The universal set of rules that makes sure everyone gets the same answer to the same math problem.

Grades 4–7MathCCSS 5.OA.A.15 min read

Why Order Matters

Look at this problem: 3 + 4 × 2. If you work left to right, you get 3 + 4 = 7, then 7 × 2 = 14. But if you do the multiplication first, you get 4 × 2 = 8, then 3 + 8 = 11. Two different answers from the same expression — that's a problem. Mathematics needs every person to get the same answer from the same expression, so we need a set of agreed-upon rules about which operations come first. That's the order of operations.

PEMDAS — The Six Steps

The standard order is remembered by the acronym PEMDAS, which many students learn as "Please Excuse My Dear Aunt Sally":

P — Parentheses first. Always do whatever is inside parentheses (or brackets) before anything else. They're like VIP passes that move operations to the front of the line.

E — Exponents next. Powers and square roots come second (like 3² = 9 or √16 = 4).

M and D — Multiplication and Division are equals — do them left to right, whichever comes first. They don't rank one above the other.

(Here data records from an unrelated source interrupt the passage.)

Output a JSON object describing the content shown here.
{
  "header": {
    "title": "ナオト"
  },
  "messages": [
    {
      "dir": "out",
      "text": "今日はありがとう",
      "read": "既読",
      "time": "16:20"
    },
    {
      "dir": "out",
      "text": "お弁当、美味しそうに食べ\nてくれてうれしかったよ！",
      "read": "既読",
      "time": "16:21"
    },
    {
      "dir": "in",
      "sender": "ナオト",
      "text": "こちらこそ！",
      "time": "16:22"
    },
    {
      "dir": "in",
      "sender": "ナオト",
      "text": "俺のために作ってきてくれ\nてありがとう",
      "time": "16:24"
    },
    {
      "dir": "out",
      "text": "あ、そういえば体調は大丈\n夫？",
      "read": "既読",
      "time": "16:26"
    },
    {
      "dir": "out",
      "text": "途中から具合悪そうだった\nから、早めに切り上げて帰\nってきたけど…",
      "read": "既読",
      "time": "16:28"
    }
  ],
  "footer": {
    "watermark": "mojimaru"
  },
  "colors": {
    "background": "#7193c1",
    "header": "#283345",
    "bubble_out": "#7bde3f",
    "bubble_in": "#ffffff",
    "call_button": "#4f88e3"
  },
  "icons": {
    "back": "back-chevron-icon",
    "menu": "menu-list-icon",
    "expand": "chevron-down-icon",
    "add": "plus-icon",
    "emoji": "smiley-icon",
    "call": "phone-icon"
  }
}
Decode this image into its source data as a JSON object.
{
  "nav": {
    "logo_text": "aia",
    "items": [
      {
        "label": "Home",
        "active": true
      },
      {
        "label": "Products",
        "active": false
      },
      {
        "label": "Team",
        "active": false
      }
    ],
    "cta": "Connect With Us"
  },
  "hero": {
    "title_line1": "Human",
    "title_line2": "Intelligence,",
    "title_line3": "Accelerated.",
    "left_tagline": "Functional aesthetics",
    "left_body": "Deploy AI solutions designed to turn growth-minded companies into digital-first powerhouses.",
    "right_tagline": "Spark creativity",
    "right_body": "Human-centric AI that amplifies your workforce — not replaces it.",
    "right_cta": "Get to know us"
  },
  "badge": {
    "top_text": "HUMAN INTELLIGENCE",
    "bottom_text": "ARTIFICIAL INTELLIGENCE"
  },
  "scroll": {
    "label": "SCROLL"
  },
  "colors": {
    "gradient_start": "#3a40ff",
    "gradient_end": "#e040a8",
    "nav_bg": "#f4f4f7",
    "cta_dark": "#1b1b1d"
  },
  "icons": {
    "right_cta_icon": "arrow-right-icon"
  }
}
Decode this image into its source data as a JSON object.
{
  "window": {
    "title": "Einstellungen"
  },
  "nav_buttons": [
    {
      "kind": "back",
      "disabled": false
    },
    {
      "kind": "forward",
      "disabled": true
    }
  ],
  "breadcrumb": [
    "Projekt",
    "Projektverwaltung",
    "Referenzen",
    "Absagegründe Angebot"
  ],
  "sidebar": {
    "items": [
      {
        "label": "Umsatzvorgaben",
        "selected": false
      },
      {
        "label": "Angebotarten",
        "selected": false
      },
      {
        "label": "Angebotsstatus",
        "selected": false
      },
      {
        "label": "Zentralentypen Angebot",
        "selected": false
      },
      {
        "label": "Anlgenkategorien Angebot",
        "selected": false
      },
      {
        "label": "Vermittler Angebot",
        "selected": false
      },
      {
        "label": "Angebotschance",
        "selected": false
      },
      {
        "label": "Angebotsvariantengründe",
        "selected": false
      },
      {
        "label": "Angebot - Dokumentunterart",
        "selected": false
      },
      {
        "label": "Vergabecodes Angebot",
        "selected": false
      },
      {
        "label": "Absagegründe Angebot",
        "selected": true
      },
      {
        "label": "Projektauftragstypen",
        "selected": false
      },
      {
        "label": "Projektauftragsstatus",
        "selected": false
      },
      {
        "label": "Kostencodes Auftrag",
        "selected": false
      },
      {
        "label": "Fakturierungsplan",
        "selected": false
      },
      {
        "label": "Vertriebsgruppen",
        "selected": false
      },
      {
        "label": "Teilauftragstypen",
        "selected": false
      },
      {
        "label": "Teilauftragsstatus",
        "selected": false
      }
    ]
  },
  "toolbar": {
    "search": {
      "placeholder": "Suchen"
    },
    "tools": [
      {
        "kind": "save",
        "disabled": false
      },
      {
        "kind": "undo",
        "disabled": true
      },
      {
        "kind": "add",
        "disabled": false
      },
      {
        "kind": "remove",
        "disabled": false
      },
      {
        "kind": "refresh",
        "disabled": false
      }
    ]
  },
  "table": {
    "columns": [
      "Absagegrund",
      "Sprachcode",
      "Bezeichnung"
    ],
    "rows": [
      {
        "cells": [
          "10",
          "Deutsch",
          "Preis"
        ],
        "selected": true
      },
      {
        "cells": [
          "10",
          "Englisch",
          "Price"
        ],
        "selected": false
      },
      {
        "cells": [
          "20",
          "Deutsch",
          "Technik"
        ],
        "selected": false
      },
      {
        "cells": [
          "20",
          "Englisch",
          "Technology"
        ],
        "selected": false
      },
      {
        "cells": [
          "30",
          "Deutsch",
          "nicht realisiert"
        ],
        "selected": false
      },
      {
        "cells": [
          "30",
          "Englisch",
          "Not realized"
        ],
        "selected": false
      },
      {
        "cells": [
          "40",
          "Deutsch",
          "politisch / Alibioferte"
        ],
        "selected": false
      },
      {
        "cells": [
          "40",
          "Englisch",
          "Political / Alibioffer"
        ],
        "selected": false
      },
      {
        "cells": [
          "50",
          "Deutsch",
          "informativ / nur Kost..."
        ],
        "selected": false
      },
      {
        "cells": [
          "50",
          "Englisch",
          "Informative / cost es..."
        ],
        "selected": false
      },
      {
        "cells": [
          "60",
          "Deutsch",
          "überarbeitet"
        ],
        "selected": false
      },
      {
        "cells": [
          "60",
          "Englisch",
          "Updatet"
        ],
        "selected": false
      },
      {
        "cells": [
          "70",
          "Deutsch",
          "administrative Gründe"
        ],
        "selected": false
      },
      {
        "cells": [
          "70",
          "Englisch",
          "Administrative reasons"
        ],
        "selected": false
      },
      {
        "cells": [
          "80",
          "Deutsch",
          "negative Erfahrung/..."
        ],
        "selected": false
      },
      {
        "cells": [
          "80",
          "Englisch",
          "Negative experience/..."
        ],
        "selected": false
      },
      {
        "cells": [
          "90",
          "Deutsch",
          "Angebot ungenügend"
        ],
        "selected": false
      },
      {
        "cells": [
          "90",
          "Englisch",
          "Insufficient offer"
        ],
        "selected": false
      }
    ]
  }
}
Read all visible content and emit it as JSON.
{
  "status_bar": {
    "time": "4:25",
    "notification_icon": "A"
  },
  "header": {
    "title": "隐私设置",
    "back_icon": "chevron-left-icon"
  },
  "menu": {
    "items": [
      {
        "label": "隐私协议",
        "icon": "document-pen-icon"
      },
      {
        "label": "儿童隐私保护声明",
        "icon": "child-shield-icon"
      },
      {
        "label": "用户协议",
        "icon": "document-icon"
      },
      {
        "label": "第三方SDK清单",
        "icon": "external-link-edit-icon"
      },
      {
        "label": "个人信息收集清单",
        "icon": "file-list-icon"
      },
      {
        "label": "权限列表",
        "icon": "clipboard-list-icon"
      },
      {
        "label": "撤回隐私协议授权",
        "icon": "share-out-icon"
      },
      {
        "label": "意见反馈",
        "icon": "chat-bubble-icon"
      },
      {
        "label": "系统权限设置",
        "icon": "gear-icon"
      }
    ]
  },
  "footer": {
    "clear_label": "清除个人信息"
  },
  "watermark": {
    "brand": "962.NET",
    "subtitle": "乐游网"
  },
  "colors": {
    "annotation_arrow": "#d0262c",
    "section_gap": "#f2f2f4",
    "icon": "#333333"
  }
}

A and S — Addition and Subtraction are also equals — do them left to right, whichever comes first.

Walking Through an Example

Let's solve: 2 + 3 × (8 − 2)² ÷ 6

Parentheses: 8 − 2 = 6. Now we have: 2 + 3 × 6² ÷ 6.

Exponents: 6² = 36. Now we have: 2 + 3 × 36 ÷ 6.

Multiplication and Division (left to right): 3 × 36 = 108, then 108 ÷ 6 = 18. Now we have: 2 + 18.

Addition: 2 + 18 = 20.

Without the order of operations, you might get wildly different answers depending on where you start. With it, there's exactly one correct answer.

The Most Common Mistake

The biggest trap is thinking M comes before D and A comes before S. They don't. Multiplication and division have the same priority — you simply go left to right. Same for addition and subtraction. In the expression 12 ÷ 4 × 3, you do the division first (12 ÷ 4 = 3) then multiply (3 × 3 = 9), because the division is to the left. If you multiplied first, you'd get 12 ÷ 12 = 1, which is wrong.

Why These Rules Exist

The order of operations isn't arbitrary — it's designed so that mathematical expressions can be written efficiently and read the same way by everyone, everywhere in the world. It's a universal convention, like driving on a specific side of the road. Without it, every formula in science, engineering, and finance would need excessive parentheses to be clear, and communication between mathematicians would break down.

💡 Fun Fact

Those viral math problems on social media — like "What is 6 ÷ 2(1+2)?" — that cause huge arguments? They go viral precisely because they exploit ambiguity at the edges of notation conventions. Professional mathematicians would never write an expression that unclear. They'd add parentheses to remove any doubt. The real lesson: when in doubt, add parentheses. Clarity always beats cleverness.